Kombinationen von genetischen und Umweltfaktoren
Einigen Studien zufolge können viele Leukämien im Kindesalter durch eine Kombination von genetischen und Umweltfaktoren verursacht werden. Zum Beispiel:
Bestimmte Gene steuern normalerweise die Art und Weise, wie unser Körper schädliche Chemikalien abbaut und ausscheidet. Manche Menschen haben andere Versionen dieser Gene, die sie weniger wirksam machen. Kinder, die eine dieser genetischen Veränderungen geerbt haben, sind möglicherweise nicht in der Lage, schädliche Chemikalien abzubauen, wenn sie ihnen ausgesetzt sind. Die Kombination von genetischen Faktoren und Exposition kann ihr Leukämierisiko erhöhen.
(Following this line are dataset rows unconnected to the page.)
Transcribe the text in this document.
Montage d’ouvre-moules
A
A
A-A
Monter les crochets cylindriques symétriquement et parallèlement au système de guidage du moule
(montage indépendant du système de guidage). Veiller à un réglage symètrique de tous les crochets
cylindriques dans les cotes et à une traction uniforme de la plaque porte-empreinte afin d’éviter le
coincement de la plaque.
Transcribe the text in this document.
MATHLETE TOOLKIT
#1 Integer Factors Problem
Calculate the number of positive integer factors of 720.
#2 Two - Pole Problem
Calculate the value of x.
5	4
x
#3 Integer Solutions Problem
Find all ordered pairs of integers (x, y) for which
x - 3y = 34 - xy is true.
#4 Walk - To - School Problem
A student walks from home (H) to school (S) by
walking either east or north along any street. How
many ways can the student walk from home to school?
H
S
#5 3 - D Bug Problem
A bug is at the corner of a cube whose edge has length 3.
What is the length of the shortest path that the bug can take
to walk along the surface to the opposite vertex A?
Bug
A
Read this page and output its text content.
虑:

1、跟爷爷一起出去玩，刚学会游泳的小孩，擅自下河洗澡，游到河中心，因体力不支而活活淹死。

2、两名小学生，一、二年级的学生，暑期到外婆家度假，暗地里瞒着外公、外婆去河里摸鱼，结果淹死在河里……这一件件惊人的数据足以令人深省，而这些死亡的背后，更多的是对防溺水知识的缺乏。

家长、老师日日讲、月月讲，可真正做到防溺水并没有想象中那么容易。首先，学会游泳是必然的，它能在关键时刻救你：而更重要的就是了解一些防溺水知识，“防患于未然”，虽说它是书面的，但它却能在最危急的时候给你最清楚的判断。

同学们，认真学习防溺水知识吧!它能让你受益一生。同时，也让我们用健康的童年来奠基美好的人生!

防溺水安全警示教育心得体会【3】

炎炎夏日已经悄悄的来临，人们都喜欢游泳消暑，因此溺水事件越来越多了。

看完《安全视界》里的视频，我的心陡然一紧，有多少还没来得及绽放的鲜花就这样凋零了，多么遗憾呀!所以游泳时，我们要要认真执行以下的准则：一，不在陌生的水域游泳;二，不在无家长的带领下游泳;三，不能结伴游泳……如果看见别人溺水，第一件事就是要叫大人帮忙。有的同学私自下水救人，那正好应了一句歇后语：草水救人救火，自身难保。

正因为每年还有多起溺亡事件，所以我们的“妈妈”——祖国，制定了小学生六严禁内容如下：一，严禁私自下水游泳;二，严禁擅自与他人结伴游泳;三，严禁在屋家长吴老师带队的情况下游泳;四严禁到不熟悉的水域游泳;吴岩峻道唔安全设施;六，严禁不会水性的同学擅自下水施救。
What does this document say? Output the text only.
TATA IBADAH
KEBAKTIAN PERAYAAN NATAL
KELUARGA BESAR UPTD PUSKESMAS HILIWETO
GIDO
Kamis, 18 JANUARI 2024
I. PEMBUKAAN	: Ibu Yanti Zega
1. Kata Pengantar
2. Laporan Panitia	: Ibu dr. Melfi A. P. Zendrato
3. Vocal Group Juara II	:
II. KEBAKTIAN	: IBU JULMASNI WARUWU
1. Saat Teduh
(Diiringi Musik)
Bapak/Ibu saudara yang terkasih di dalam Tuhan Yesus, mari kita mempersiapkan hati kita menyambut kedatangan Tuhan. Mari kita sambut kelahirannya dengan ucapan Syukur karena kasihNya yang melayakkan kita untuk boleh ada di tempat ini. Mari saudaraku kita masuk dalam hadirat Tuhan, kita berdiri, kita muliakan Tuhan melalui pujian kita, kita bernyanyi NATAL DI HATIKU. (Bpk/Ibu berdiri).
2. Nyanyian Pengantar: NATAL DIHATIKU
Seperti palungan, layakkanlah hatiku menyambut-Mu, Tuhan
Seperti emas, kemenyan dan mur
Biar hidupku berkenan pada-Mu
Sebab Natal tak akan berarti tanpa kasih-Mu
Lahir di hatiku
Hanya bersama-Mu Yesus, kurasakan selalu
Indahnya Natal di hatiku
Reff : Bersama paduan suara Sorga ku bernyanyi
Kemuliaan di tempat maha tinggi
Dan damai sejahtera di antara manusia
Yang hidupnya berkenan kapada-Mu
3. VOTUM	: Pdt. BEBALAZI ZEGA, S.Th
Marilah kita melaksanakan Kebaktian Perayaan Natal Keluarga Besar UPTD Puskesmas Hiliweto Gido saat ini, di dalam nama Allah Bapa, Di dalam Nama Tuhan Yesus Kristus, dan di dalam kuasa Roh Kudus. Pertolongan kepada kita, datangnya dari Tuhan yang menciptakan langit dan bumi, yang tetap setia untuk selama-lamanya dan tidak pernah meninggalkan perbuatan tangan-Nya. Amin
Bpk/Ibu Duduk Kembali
Einige Forschungsergebnisse deuten darauf hin, dass einige Leukämien im Kindesalter durch eine Kombination von bestimmten genetischen Veränderungen, die sehr früh im Leben auftreten, und einer späteren Exposition gegenüber bestimmten Viren verursacht werden können. Diese „verzögerte Infektion“ (nach dem ersten Lebensjahr) kann das Immunsystem in einer Weise beeinträchtigen, die zu Leukämie führt. Weitere Informationen finden Sie unter Was gibt es Neues in der Leukämieforschung bei Kindern?
Die Erforschung dieser und anderer möglicher Ursachen von Leukämien im Kindesalter geht weiter. Die Ursache der meisten Leukämieerkrankungen im Kindesalter ist jedoch nicht mit Sicherheit bekannt. Außerdem können die verschiedenen Arten von Leukämie im Kindesalter jeweils unterschiedliche Ursachen haben.